Ought to lodge minute of amendment
The opinion of the court was delivered by Lord Carloway. On the new arguments adopted by the petitioners, he said: “The respondents take exception to the petitioners being able to advance a quite different argument from that which is contained in the pleadings and was argued before the Lord Ordinary. There is considerable force in this objection. Rules of procedure are an important element in the judicial system. It is not a question of efficiency or speed trumping fairness and justice. The need to determine cases expeditiously and to achieve finality is not a separate or subordinate consideration to the interests of justice.”
He continued: “In the event of there being a significant change of tack in the ground of challenge, a petitioner ought to lodge an appropriate Minute of Amendment which will reflect that change and, if the Minute is received, permit the respondent a formal and fair opportunity to amend his Answers in response. Whether amendment will be allowed will, as always, depend on the interests of justice.”
Explaining that this would be sufficient to reject the principal argument advanced by the petitioners, he said: “A substantial change of tack may merit either a refusal of the amendment; possibly leaving the petitioner to attempt to lodge a new petition, or a remit for reconsideration by the Lord Ordinary. What is not legitimate is for the petitioner to lodge a Note of Argument which is not consistent with the pleadings.“
He continued: “It is equally not legitimate, without permission of the court, to raise new arguments which do not conform to the written Note. These are not procedural niceties standing in the way of due observance of the law. They are important rules which ensure fairness and promote the determination of where the justice of the cause lies.”
The court did not rest its decision on the above ground, and continued to examine the other arguments advanced by the petitioners.
Explaining that the Court of Session could not reduce the decisions of the original judicial review processes in this procedure, Lord Carloway said: “This is manifestly incompetent. The supervisory jurisdiction of the Court of Session does not include the power, in such a process, to review judicial decrees; even those of the Sheriff Court. The Court can reduce its own decrees, but only in the context of an ordinary action.”
On the construction of the provisions of the 1988 Act, he said: “The Scottish Civil Courts Review did not state that an applicant would be entitled to an oral hearing. Rather, it said that the papers would be considered by a Lord Ordinary who would ‘not normally require on oral hearing’. In the event of a refusal of permission to proceed, the SCCR said that the petitioner ‘should be entitled to request that the matter be reconsidered at an oral hearing’. That is what was enacted. The entitlement is to make the request to a different Lord Ordinary. It is not a right to an oral hearing.”
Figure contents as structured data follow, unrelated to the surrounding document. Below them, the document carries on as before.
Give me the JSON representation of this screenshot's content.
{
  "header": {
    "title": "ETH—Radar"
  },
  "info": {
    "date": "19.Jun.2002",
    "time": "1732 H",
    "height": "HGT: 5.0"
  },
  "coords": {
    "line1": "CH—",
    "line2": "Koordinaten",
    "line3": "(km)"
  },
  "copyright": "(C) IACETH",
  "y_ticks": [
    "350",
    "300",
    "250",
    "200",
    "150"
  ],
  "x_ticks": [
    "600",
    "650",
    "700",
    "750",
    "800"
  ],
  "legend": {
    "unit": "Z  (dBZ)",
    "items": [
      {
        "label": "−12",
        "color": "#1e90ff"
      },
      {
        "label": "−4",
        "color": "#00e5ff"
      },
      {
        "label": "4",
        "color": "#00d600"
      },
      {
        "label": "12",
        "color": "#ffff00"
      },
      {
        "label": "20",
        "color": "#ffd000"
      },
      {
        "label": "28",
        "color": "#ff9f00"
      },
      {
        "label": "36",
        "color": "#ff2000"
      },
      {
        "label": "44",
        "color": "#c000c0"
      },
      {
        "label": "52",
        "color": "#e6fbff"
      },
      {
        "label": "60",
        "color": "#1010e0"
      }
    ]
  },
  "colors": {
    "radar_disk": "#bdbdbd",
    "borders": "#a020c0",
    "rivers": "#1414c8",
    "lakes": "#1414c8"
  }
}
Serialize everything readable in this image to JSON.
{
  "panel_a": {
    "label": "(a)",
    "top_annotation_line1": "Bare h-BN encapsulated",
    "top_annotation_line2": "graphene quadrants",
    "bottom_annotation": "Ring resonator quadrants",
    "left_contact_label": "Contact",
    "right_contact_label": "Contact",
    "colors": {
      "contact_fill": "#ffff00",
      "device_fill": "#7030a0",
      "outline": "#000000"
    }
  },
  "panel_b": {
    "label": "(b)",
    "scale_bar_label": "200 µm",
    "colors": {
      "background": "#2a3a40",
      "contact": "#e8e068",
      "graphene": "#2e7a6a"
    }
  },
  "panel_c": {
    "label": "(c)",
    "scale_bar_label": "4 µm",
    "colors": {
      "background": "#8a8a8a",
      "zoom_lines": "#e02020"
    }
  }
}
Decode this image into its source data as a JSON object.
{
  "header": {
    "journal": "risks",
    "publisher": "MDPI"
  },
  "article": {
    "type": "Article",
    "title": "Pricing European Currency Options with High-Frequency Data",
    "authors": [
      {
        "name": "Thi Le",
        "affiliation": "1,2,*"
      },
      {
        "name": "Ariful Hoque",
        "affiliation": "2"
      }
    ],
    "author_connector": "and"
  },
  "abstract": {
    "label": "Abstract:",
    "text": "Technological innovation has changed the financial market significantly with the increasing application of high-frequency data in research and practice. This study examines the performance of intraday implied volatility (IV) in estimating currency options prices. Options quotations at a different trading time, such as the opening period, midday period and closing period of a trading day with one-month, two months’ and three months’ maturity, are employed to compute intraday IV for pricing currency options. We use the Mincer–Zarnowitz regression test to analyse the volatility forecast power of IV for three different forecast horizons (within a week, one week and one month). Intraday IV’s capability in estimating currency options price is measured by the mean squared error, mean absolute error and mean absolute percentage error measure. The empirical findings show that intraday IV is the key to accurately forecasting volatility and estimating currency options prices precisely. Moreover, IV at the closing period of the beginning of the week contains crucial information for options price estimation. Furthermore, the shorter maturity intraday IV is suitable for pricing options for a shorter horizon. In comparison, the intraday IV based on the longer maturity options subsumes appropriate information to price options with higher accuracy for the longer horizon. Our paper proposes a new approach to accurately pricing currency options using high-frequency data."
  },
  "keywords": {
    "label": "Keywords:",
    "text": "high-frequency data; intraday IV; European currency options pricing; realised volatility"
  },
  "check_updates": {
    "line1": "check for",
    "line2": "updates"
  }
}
On the application of the ECHR, in particular Article 6, to this case, he said: “As the Lord Ordinary held, even when Article 6 applies with full force, there are circumstances in which an oral hearing is not required. Whether such a hearing can be dispensed with will depend on the nature of the case and whether it can be fairly disposed of without an oral hearing. The application of sift type procedures, whether in the context of a judicial review of an administrative decision or an appeal from a court or tribunal, is a common feature of many systems. It is seen as necessary, and proportionate, in order to avoid wasting precious judicial resources on cases where there is no real prospect of success. Such systems will comply with Article 6 provided that the case is one that can be dealt with fairly on the papers.”
For these reasons, the reclaiming motions of the petitioners were refused.